According to a search of the site, it's been quite a long time since I recommended The Raid.  It's back on FXM Retro this week, airing at 4:35 AM Saturday.  Based on a true story of the Confederate raid on St. Albans, VT in 1864, the movie stars Major Benton, the commander of a group of Confederate POWs who leads them on an escape north to Canada, from where they plan to rob the banks in the northern Vermont town of St. Albans for the money, and then burn as much of the town as possible.  Benton takes a small handful of them into town where they worm their way into becoming respected visitors, Benton in particular becoming friendly with his landlady, Katy Bishop (Anne Bancroft), a widower thanks to the war with an adolescent son (Tommy Rettig).  Confederate Lt.
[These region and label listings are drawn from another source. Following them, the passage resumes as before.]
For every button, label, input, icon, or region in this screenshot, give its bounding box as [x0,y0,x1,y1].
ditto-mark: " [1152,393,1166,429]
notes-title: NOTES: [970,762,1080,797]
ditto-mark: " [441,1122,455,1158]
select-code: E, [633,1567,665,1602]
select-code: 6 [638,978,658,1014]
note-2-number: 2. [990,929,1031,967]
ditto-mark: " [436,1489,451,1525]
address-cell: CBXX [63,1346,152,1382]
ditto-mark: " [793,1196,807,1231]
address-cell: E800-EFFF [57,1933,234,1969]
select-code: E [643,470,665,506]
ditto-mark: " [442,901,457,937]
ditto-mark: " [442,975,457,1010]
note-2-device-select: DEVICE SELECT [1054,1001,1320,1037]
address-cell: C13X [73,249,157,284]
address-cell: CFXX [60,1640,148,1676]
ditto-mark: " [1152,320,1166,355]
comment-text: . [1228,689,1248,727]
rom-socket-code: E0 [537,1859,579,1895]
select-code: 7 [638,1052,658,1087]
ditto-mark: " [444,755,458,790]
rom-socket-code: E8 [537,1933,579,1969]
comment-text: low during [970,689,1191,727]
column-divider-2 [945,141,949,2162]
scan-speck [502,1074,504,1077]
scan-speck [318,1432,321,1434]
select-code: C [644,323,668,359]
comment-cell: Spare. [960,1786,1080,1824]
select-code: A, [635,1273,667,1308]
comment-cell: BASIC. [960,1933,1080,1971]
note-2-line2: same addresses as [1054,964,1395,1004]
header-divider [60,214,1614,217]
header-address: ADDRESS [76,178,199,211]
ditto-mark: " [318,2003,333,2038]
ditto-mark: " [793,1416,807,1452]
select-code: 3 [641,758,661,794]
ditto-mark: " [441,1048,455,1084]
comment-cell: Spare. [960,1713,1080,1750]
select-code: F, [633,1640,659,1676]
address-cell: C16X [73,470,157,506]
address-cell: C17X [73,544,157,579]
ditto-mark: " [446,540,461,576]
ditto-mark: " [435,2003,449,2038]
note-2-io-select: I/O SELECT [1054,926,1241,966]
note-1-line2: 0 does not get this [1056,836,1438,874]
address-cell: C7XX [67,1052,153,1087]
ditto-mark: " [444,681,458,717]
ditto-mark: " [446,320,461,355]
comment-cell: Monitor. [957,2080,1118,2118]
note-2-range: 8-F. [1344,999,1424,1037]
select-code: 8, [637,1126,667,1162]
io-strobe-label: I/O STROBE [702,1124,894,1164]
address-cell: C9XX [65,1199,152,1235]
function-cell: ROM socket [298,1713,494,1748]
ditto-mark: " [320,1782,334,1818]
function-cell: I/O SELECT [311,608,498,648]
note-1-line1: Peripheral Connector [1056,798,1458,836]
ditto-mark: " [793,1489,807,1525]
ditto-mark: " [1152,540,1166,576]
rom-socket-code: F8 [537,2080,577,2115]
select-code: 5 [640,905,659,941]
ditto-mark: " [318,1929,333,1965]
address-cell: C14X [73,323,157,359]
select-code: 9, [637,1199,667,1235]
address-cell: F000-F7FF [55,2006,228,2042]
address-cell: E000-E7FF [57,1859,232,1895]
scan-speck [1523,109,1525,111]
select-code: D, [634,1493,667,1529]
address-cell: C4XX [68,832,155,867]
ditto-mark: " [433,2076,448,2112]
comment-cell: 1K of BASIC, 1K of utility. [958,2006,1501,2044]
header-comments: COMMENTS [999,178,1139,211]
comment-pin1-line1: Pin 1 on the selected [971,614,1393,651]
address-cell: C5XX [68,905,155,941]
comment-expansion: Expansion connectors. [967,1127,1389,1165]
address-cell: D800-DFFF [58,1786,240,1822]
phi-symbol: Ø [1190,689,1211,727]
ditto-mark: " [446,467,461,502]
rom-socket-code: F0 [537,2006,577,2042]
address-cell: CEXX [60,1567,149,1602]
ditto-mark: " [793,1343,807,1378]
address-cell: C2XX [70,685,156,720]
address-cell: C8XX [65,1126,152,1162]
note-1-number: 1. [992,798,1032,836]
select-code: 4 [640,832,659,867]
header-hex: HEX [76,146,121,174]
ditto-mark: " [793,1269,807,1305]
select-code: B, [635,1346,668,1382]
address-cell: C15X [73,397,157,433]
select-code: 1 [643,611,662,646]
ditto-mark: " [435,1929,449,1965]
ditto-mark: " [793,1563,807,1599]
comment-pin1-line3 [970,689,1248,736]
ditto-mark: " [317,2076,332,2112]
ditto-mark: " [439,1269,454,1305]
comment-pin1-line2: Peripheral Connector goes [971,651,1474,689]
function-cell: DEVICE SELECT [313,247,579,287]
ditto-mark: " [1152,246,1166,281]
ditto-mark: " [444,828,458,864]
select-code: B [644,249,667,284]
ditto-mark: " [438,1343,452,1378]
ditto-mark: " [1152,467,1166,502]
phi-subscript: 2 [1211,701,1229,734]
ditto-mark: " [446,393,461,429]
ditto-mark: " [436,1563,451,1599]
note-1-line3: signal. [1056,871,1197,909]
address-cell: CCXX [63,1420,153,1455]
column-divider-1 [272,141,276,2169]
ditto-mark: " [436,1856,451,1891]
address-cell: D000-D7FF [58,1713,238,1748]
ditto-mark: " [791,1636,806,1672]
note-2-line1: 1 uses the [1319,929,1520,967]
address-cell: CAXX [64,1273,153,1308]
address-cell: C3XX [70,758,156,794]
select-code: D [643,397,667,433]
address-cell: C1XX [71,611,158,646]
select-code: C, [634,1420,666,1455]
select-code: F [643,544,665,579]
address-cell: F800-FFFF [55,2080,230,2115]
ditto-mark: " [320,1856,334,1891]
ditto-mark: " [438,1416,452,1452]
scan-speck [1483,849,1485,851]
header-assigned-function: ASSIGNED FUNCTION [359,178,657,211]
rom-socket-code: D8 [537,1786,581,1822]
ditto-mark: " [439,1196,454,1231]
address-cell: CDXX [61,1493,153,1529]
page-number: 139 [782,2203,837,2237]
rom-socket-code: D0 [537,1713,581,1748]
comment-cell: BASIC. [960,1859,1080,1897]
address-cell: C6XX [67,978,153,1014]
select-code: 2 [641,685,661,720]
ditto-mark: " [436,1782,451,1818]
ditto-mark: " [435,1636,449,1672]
Keating (Lee Marvin) is a hothead and threatens to bollix the whole operation.  Peter Graves plays another confederate, while Richard Boone plays a disabled Union soldier who finally gets his chance to become a hero.  In real life, the raiders escaped to Canada but the Canadian/British (Canada didn't officially become a dominion until 1867) returned the money, not extraditing the soldiers because Britain was officially a neutral.

 

Saturday on TCM is given over to the films of Marlon Brando.  His acting style isn't my favorite, but you certainly can't go wrong with On the Waterfront, which will be on TCM at 8:00 PM Saturday.  Brando plays Terry Malloy, a failed boxer now working on the docks.  His brother Charley (Rod Steiger) is the lawyer for the union, a corrupt organization run by a man with Mob ties, Johnny Friendly (Lee J. Cobb).  When one of the workers rats to the government attorneys investigating, Charley gets Terry to lure the man to the roof, where a couple of thugs push the guy off to his death.  The dead guy's sister Edie (Eva Marie Saint) is pissed, and when Terry sees her, he immediately develops an animal attraction to her.  The parish priest Father Barry (Karl Malden) tries to organize the people to stand up to the corrupt union, but they have the power to pick who works, and as we've seen they're also perfectly willing to use violence to intimidate people.  Terry with his connections is the only person the other workers respect, but can he take the lead and stand up to Johnny?

 

Finally, on Sunday we're getting 24 hours of Shirley Temple movies on TCM.  A really fun one is The Bachelor and the Bobby-Soxer, at 6:00 PM Sunday.  Shirley Temple plays Susan Turner, a high school student who has such an infatuation  with the artist Dick Nugent (Cary Grant) that she even sneaks into his apartment.  Susan's much older sister Margaret (Myrna Loy), the local judge, is none too happy with her sister and wants to stop her from seeing Dick.  So she comes up with the brilliant idea that if she can make her sister spend more time with the older man that she'll grow out of the infatuation.  And the judge can threaten Dick with jail time since, after all, he had an underage girl in his apartment.  Dick is none too happy with the arrangement, but as he sees more of Susan, he finds himself falling in love with Margaret, despite her already having a man pursuing her in the form of district attorney Tommy (Rudy Vallee).  Sidney Sheldon won an Oscar for his screenplay and would go on to create I Dream of Jeannie and write trashy novels like Rage of Angels.